ABCDEconomy "R" as in "Responsibility"

ABCDEconomy by Luigino Bruni

Responsibility, people rather than procedure

Published in the weekly Vita, March 13, 2009

A guide to rereading the key words of economic behavior, after breaking down the myths and bursting a few bubbles. Luigino Bruni´s "Dictionary" has arrived at it´s sixth entry. The words already analyzed over the last few weeks are: Happiness, Profit, Market, Bank and Investment.

Responsibility derives from respond.  To be responsible, in fact, means responding, offering reasoning, when one is consulted by someone else. A person or a business is irresponsible when he does not offer reasoning, good reasoning, for his actions. By tradition, the dominating business and economic culture is irresponsible, since the predominantly Anglo-Saxon logic on which the market logic and that of competition has been built in the last century is based on what A. Hirshman called "exit" (results). 
icon ABCDEconomy - R as in Responsibility

In the political sphere, people protest and want answers (because the result is difficult and very costly), but in the economic sphere where instead one can change companies, it doesn’t make sense to protest. In other words, if I don’t like a product or service on the market, I only have one way of protesting: changing to a different company.
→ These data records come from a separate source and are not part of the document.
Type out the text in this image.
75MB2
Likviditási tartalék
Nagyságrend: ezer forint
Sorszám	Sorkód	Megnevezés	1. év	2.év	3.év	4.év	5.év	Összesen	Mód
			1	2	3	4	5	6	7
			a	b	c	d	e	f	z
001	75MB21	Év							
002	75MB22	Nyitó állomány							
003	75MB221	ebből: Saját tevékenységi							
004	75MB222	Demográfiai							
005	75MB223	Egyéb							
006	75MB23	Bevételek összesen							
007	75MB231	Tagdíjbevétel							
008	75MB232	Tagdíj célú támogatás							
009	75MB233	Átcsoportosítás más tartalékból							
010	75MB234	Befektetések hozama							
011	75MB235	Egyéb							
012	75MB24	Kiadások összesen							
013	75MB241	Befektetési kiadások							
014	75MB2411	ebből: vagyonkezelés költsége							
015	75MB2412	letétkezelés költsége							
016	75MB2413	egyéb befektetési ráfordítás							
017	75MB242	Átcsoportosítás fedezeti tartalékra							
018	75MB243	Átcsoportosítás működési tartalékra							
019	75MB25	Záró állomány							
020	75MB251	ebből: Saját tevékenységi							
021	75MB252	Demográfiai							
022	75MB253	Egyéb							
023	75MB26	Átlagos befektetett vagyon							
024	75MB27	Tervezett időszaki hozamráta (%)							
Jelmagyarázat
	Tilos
In reality, we know that in recent years, the boundary between politics and economy is always more blurred. Citizens also protest in the market, asking businesses for "good reasons" for their actions. We could define the responsible citizen as he who, before leaving (or changing companies) protests by trying to obtain a change from the business, voting, as you say, "with his buying power". The need to ask and to protest also in the market represents an anomaly, or a truly new fact, in our development model.

In fact, in the past decades, even the growth of large distribution was the result of this same culture of anonymity. The consumerism dogma of the 20th century, or second-generation capitalism, was the following: the less personal the relationships, the less proximity in the consumption, the more efficient the economic system, the more satisfied the citizens. The crisis we’re living is also the crisis of this market culture.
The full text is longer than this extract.